El gobierno de Irán ha emitido una firme advertencia a Estados Unidos. La amenaza surge en un contexto de tensiones geopolíticas elevadas. Teherán asegura que cualquier agresión adicional recibirá una réplica inmediata y de gran magnitud, intensificando el clima de incertidumbre en la región.
El país persa aseveró que dará una contestación “pronta y enérgica” si la nación norteamericana vuelve a ejecutar una ofensiva.
Esta declaración se produjo después de que fuerzas estadounidenses llevaran a cabo ataques aéreos en Irak, los cuales, según Washington, tuvieron como blanco a integrantes de Kataib Hezbolá, un grupo apoyado por Irán.
Naser Kanani, portavoz del Ministerio de Relaciones Exteriores iraní, manifestó que la república islámica condena enérgicamente la “violación de la soberanía e integridad territorial de Irak” por parte de Estados Unidos.
Kanani, según la agencia de noticias ISNA, enfatizó que la acción norteamericana representa “otro ejemplo de las políticas aventureras y desestabilizadoras de esta nación en la región”.
El vocero añadió que “Irán se reserva el derecho a replicar cuando y donde lo considere necesario”.

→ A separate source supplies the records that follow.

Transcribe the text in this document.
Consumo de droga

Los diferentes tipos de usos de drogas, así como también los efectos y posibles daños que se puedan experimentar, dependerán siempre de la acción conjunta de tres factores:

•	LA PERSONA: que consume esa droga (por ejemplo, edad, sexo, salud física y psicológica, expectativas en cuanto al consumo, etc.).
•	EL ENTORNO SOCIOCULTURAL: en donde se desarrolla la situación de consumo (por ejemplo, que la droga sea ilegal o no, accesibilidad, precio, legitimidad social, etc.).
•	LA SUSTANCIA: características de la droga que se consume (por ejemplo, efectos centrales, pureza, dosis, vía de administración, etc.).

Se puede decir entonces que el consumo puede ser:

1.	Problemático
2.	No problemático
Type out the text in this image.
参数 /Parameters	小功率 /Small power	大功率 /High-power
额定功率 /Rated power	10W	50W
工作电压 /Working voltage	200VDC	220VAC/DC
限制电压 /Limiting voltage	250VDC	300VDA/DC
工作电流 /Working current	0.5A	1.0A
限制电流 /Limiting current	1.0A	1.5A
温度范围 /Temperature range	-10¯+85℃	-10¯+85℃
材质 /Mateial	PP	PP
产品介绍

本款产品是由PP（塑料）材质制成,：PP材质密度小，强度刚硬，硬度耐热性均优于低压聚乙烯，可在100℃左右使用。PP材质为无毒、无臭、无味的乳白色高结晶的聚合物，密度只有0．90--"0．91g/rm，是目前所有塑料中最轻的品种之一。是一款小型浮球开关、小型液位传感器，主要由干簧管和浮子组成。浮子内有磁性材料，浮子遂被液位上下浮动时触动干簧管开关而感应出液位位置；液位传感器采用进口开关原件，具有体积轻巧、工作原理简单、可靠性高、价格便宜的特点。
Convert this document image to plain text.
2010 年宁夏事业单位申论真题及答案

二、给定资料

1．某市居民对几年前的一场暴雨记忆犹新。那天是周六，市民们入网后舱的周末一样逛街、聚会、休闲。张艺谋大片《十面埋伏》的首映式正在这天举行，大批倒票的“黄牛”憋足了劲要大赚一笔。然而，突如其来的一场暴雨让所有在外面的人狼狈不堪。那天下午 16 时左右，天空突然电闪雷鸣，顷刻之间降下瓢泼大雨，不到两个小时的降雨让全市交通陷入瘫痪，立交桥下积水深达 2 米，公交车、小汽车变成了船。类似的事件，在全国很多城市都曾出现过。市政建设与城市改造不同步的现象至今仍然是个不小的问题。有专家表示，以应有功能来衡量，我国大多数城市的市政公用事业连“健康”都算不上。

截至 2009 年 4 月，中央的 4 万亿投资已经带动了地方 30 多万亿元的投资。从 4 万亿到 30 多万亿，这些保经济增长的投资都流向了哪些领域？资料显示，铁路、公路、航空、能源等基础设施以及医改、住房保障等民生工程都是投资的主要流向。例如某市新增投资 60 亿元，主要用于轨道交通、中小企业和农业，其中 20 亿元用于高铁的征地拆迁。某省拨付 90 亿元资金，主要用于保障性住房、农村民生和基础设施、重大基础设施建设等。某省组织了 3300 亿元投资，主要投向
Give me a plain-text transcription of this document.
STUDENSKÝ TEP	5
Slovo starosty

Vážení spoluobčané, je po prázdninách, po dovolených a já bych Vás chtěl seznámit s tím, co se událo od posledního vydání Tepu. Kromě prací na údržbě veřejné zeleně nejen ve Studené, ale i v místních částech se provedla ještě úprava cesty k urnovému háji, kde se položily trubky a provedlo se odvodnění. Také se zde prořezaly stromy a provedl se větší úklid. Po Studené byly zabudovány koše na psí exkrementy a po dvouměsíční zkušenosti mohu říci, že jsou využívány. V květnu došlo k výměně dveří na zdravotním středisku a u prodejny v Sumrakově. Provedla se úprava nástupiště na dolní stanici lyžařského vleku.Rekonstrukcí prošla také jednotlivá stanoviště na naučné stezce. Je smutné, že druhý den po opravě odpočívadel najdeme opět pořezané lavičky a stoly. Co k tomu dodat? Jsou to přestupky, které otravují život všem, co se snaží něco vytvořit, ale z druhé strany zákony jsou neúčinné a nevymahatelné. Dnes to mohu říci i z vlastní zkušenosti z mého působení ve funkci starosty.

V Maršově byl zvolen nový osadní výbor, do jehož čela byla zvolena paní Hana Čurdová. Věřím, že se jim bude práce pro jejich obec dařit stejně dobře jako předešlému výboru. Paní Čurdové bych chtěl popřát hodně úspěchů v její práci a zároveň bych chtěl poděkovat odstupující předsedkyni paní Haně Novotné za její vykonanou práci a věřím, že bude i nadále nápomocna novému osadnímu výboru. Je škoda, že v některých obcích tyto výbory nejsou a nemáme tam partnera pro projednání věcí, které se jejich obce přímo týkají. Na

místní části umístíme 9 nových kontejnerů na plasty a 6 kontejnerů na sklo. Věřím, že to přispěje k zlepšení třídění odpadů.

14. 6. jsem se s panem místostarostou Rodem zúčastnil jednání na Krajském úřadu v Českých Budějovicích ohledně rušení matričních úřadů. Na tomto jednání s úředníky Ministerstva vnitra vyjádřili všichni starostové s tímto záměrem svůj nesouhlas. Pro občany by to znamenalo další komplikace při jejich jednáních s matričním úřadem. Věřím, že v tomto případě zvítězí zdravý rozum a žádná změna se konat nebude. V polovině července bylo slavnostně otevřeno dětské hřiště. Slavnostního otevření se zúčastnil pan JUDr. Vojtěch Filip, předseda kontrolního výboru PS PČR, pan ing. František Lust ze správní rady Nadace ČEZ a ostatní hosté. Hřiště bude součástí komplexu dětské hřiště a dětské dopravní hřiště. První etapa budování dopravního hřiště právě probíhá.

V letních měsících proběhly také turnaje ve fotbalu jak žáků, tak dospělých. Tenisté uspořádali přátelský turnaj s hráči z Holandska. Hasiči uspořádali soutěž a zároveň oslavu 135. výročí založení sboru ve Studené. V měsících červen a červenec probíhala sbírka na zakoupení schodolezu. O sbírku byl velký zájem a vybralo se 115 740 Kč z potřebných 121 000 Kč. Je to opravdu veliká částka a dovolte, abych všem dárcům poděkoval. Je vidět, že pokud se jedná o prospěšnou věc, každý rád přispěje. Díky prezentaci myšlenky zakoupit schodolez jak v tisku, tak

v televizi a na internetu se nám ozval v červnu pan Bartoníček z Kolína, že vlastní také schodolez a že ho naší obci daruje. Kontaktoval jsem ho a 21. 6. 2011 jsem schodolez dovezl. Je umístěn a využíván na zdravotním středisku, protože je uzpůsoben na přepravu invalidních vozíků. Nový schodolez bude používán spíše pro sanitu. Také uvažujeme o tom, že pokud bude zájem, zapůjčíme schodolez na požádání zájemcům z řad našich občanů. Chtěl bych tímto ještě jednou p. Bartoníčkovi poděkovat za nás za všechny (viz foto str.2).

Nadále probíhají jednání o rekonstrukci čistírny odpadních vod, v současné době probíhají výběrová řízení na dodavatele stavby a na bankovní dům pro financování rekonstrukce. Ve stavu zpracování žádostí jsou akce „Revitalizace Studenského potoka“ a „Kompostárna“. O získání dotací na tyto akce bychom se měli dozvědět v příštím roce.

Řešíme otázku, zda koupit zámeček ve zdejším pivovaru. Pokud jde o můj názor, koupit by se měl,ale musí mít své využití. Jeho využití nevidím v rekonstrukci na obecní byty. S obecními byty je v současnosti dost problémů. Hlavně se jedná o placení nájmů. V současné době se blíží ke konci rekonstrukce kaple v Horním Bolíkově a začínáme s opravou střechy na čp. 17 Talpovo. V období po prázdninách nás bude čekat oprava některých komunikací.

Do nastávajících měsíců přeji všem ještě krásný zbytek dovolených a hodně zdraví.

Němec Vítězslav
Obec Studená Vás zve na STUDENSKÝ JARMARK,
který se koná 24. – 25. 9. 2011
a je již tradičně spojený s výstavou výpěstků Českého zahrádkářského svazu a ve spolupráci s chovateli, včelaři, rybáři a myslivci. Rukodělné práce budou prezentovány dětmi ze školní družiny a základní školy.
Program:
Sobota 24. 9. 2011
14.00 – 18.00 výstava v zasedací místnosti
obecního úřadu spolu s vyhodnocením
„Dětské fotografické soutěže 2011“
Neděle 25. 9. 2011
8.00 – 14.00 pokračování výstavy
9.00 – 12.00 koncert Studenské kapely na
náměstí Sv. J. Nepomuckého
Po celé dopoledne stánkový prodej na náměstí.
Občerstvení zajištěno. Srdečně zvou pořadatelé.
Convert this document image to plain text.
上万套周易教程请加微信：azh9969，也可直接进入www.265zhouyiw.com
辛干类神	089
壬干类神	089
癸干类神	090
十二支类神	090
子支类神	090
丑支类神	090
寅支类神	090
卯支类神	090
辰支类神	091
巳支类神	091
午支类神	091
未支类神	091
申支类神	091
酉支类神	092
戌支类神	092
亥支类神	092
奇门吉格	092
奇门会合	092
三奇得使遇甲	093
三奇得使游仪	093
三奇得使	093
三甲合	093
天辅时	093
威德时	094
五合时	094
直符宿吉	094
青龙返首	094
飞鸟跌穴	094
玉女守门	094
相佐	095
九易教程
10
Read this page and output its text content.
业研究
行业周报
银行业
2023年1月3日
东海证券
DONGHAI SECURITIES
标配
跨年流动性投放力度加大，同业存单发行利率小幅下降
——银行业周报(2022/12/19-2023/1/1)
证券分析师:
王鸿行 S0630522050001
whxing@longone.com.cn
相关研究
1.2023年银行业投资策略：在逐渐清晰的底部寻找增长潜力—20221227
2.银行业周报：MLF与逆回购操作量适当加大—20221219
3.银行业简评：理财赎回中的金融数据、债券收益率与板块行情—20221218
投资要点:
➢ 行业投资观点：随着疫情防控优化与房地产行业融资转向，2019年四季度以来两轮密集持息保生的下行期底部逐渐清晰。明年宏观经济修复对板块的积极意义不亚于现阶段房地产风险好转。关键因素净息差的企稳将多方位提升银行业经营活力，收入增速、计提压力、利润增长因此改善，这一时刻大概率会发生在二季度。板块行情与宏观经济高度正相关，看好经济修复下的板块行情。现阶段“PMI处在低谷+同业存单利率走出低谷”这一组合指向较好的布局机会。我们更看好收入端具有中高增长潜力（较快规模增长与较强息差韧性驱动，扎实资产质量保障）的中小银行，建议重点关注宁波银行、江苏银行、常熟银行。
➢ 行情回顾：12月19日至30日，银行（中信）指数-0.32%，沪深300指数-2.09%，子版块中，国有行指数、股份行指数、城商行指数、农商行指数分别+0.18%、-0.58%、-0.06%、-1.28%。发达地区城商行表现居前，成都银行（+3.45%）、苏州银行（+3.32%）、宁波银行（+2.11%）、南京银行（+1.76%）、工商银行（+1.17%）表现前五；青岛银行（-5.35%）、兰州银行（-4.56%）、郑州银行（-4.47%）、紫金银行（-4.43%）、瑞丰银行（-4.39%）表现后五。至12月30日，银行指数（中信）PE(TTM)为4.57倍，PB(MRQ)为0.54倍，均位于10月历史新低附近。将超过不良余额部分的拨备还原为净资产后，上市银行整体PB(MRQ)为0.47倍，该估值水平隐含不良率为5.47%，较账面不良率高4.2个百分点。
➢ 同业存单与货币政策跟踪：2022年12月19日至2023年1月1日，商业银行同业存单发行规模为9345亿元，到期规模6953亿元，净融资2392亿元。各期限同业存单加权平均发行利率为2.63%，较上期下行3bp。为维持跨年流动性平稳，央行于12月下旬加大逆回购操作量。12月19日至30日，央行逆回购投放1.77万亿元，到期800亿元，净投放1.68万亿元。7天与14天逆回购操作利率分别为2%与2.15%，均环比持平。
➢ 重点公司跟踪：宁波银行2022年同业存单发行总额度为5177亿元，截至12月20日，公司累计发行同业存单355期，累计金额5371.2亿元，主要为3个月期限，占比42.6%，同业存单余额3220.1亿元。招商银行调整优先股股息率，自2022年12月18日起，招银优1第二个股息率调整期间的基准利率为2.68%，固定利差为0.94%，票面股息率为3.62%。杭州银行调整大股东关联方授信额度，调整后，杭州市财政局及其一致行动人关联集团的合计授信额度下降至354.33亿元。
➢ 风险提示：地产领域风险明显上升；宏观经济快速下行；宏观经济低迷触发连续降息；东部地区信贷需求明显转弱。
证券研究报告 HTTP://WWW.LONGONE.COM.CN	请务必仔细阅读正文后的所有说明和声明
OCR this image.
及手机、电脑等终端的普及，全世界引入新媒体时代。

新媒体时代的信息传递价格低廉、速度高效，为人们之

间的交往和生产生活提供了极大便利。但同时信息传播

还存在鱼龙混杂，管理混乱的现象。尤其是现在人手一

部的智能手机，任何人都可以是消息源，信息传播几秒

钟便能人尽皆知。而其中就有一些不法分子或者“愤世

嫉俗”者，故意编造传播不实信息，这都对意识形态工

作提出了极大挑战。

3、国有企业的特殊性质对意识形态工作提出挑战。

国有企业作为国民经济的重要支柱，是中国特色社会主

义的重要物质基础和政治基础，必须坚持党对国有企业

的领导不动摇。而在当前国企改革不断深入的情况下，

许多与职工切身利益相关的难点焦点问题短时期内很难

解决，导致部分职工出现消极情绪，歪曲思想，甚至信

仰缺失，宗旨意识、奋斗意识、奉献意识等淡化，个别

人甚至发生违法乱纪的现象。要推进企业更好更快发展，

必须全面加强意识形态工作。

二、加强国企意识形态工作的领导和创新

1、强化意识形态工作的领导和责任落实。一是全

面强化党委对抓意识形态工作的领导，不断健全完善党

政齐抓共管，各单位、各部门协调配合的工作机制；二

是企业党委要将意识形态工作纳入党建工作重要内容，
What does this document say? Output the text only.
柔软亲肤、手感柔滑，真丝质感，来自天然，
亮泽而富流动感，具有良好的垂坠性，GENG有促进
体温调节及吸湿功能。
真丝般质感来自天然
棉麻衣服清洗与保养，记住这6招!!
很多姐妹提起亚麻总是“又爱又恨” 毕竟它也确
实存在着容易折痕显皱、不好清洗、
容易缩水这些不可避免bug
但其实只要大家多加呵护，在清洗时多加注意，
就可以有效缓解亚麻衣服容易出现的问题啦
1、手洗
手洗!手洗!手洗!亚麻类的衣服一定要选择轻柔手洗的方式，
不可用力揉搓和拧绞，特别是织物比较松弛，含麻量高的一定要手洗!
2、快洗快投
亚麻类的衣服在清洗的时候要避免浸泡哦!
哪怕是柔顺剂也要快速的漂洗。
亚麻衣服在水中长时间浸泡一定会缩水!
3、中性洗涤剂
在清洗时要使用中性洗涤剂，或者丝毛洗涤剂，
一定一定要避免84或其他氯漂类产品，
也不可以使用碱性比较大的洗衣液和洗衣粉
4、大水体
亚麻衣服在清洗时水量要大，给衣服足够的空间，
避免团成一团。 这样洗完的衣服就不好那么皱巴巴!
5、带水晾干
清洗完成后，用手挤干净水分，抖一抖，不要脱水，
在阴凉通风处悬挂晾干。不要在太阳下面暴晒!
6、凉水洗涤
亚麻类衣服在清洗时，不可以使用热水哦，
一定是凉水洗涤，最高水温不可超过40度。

El Pentágono comunicó que los recientes bombardeos tuvieron como objetivo tres instalaciones utilizadas por Kataib Hezbolá y otros grupos afiliados a Irán. Según su versión, estos ataques son una respuesta directa a los continuos ataques contra personal estadounidense en Irak y Siria.
Estados Unidos ha responsabilizado a Kataib Hezbolá de múltiples ataques con drones y cohetes contra sus fuerzas en la región. La tensión entre ambas naciones se ha incrementado notablemente desde el inicio del conflicto entre Israel y Hamás.
Teherán ha negado consistentemente su implicación en estos ataques, aunque ha expresado su apoyo a los grupos que se oponen a la presencia estadounidense en la zona.
La amenaza de una respuesta “rápida y poderosa” por parte de Irán aumenta la preocupación sobre una posible escalada del conflicto, con consecuencias impredecibles para la estabilidad regional y global.